As reported by Finanz.ru, Soyuzmash, also known as the Union of Machine Builders in Russia, sent their vice president, Valdimir Gutenev, to the Central Bank of Russia to specifically ask to use BTC as a currency to sell their weapons. The industry is struggling, he said, because sanctions are preventing deals from being completed.
While the central bank has previously taken a hard stance against BTC, favoring instead as state backed currency and also because it perceives BTC as a threat to state control, this time it’s also getting pressure from the Duma’s defense commission as well, who would really like weapon sales to help prop the economy back up. It’s much more likely they’d find customers internationally holding BTC than some kind of crypto-ruble.
But why do they think BTC is the way to go? Specifically because they perceive it as an anonymous currency, just the way SegWitCoin developers hope they would. The defense commission was quoted as saying, “anonymous transactions are one of the possible ways to solving existing problems.”
While Gutenev also admitted that he’d be happy to try a state currency, BTC seems like the more likely option for international trade. Russia is the second biggest weapons exporter in the world, representing 21% of the market, and $14 billion in trade in 2012.

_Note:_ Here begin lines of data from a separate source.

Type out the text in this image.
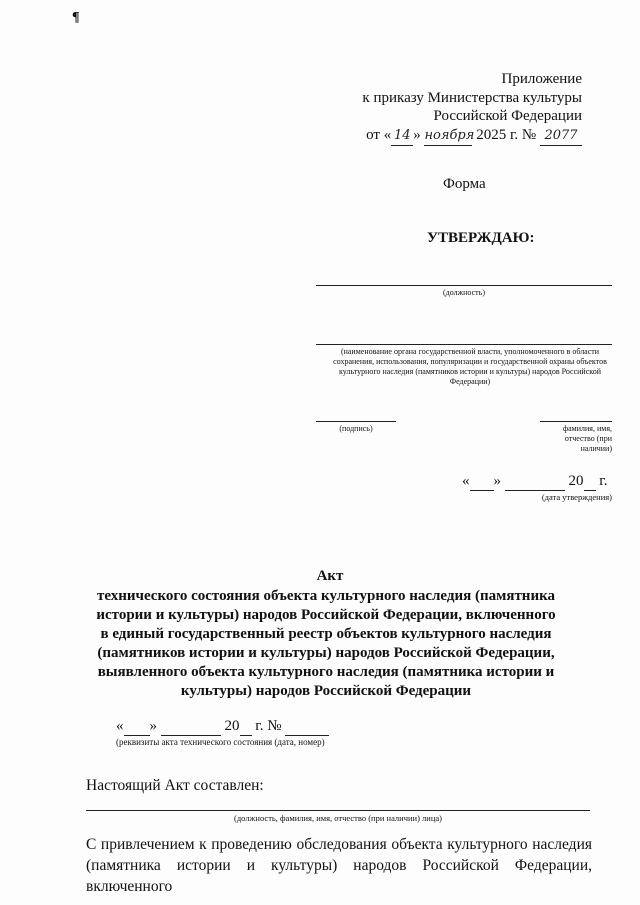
¶
Приложение
к приказу Министерства культуры
Российской Федерации
от « 14 » ноября 2025 г. № 2077
Форма
УТВЕРЖДАЮ:
(должность)
(наименование органа государственной власти, уполномоченного в области сохранения, использования, популяризации и государственной охраны объектов культурного наследия (памятников истории и культуры) народов Российской Федерации)
(подпись)	фамилия, имя, отчество (при наличии)
« »	20 г.
(дата утверждения)
Акт
технического состояния объекта культурного наследия (памятника истории и культуры) народов Российской Федерации, включенного в единый государственный реестр объектов культурного наследия (памятников истории и культуры) народов Российской Федерации, выявленного объекта культурного наследия (памятника истории и культуры) народов Российской Федерации
« »	20 г. №
(реквизиты акта технического состояния (дата, номер)
Настоящий Акт составлен:
(должность, фамилия, имя, отчество (при наличии) лица)
С привлечением к проведению обследования объекта культурного наследия (памятника истории и культуры) народов Российской Федерации, включенного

What they likely fail to realize is that the promises of anonymity that BTC offers are very false. It’s still a blockchain, and those who enforce U.S. sanctions will figure out their tricks fast enough. If anything, it will give governments opposed to Russia’s plans even more reason to crack down on BTC with heavier regulations.
While Russia continues to struggle with how to handle cryptocurrency regulations, countries like the U.S. have made it clear that they only want to work with projects that adhere to regulations. Bitcoin SV (BSV) is the best example of such a project, and the only one that wants to work with global governments while providing real, legal utility.